In processing (processing.org programming language) many people
implement fast sin/cos math using lookup tables, with either limited
precision but accurate degree input. Or with limited precision (say 0.25
degree) and limited accuracy, with radian input (and typically table is
stored as array of floats). Is there any point in trying to wrap a java
version into jruby (not for everyone, but just local to say
ruby-processing) for graphical work.
On a related note I have written a 2D and 3D vector library
in purely ruby for use with ruby-processing, would I gain anything by
re-implementing it in java and writing a jruby wrapper, like yokolets
Fraction, that wraps Apache Commons Math API to provide a ruby version.
OK no-one replied, I did more research and decided to put my foot in the
water. Here is progress so far at implementing my 2D ruby vector library
in JRuby (java)
I did this because it looks to me that the biggest slowdown is calling
java from ruby and vice-versa. I have yet to test performance, but it
was an interesting exercise.
Why don’t you use MDMatrix class from MDArray?
I haven’t replied before because I don’t really understand why you need
do all those complex calls and don’t just import java methods to jruby.
Em 26/04/2014 13:18, “Martin P.” [email protected] escreveu:
I have now made my experimental JRuby extension available at github
I’m hesitant to offer it as possible template because it is my first
attempt, and there is an absolute dearth of examples (apart from
yokolets excellent example without which I would have never started).

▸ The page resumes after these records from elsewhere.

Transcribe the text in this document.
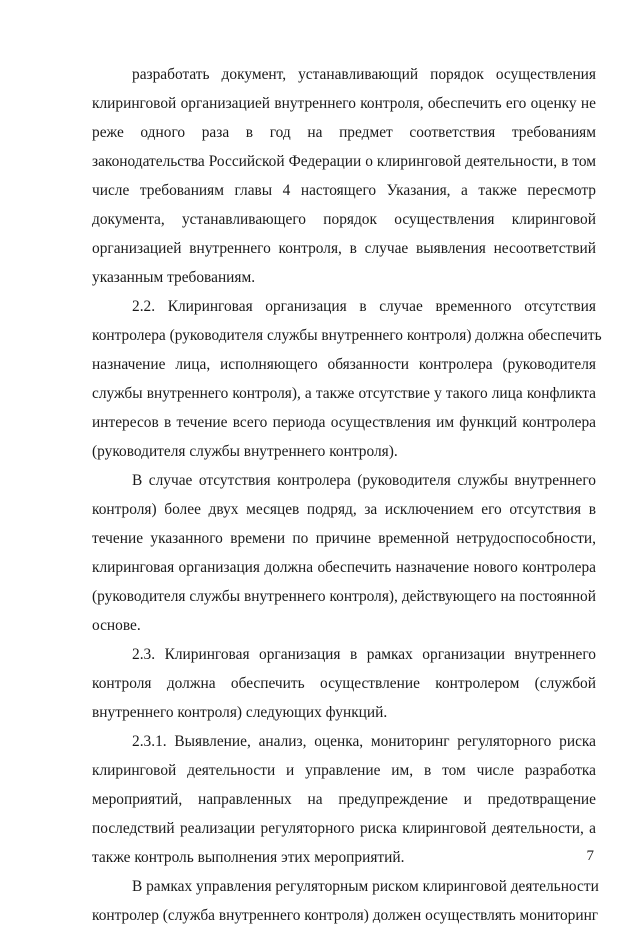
разработать документ, устанавливающий порядок осуществления
клиринговой организацией внутреннего контроля, обеспечить его оценку не
реже одного раза в год на предмет соответствия требованиям
законодательства Российской Федерации о клиринговой деятельности, в том
числе требованиям главы 4 настоящего Указания, а также пересмотр
документа, устанавливающего порядок осуществления клиринговой
организацией внутреннего контроля, в случае выявления несоответствий
указанным требованиям.
2.2. Клиринговая организация в случае временного отсутствия
контролера (руководителя службы внутреннего контроля) должна обеспечить
назначение лица, исполняющего обязанности контролера (руководителя
службы внутреннего контроля), а также отсутствие у такого лица конфликта
интересов в течение всего периода осуществления им функций контролера
(руководителя службы внутреннего контроля).
В случае отсутствия контролера (руководителя службы внутреннего
контроля) более двух месяцев подряд, за исключением его отсутствия в
течение указанного времени по причине временной нетрудоспособности,
клиринговая организация должна обеспечить назначение нового контролера
(руководителя службы внутреннего контроля), действующего на постоянной
основе.
2.3. Клиринговая организация в рамках организации внутреннего
контроля должна обеспечить осуществление контролером (службой
внутреннего контроля) следующих функций.
2.3.1. Выявление, анализ, оценка, мониторинг регуляторного риска
клиринговой деятельности и управление им, в том числе разработка
мероприятий, направленных на предупреждение и предотвращение
последствий реализации регуляторного риска клиринговой деятельности, а
также контроль выполнения этих мероприятий.
В рамках управления регуляторным риском клиринговой деятельности
контролер (служба внутреннего контроля) должен осуществлять мониторинг
7
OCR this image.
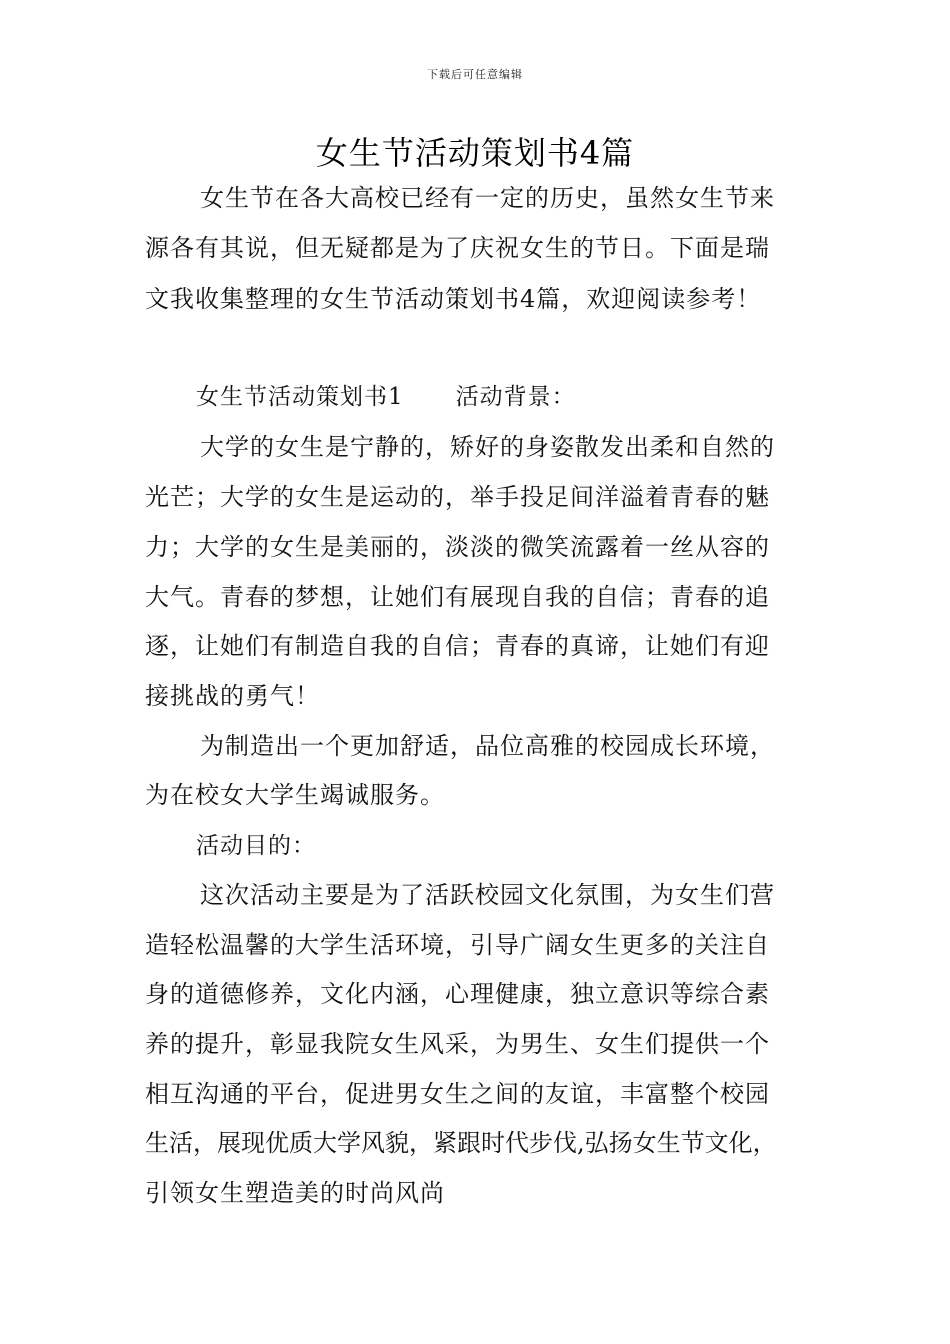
下载后可任意编辑
女生节活动策划书4篇
女生节在各大高校已经有一定的历史，虽然女生节来
源各有其说，但无疑都是为了庆祝女生的节日。下面是瑞
文我收集整理的女生节活动策划书4篇，欢迎阅读参考！
女生节活动策划书1 活动背景：
大学的女生是宁静的，矫好的身姿散发出柔和自然的
光芒；大学的女生是运动的，举手投足间洋溢着青春的魅
力；大学的女生是美丽的，淡淡的微笑流露着一丝从容的
大气。青春的梦想，让她们有展现自我的自信；青春的追
逐，让她们有制造自我的自信；青春的真谛，让她们有迎
接挑战的勇气！
为制造出一个更加舒适，品位高雅的校园成长环境，
为在校女大学生竭诚服务。
活动目的：
这次活动主要是为了活跃校园文化氛围，为女生们营
造轻松温馨的大学生活环境，引导广阔女生更多的关注自
身的道德修养，文化内涵，心理健康，独立意识等综合素
养的提升，彰显我院女生风采，为男生、女生们提供一个
相互沟通的平台，促进男女生之间的友谊，丰富整个校园
生活，展现优质大学风貌，紧跟时代步伐,弘扬女生节文化，
引领女生塑造美的时尚风尚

However judging my spec test it at least all seems to work. I have
expanded yokolets example to include a static method (other than new)
methods which take a variable number of arguments etc. Many of these
additional features were partly achieved by trial and error. If I was
confident I was right I would write a guide.
I have now added to the functionality of my Vecmath library
https://github.com/ruby-processing/RVecMath which will very likely get
incorporated into ruby-processing. Perhaps the most useful feature is
that of the ArcBall functionality, which can be implemented on the ruby
side with a one liner (by making use of java reflection in processing).
Less interesting is the degree input and degree precision sine / cosine
lookup tables that manage at best 30-40% performance gain over regular
Math.sin and Math.cos. In practice this (ie in a ruby-processing sketch)
performance gain may be even more marginal.
I was only going on this
https://twitter.com/headius/status/349225854842306560 from Charlie. In
my experiments it is almost pointless trying to do speed ups in java as
these will not come through to ruby-processing performance. The point of
ruby-processing is to be able to write regular ruby code. If you only
wanted performance you would stick to vanilla processing. Performance is
not bad, even with my Vecmath libary written in ruby, I reasoned that if
it were pre-compiled it might work even better. From the users point of
view my library will appear as though it were written in ruby.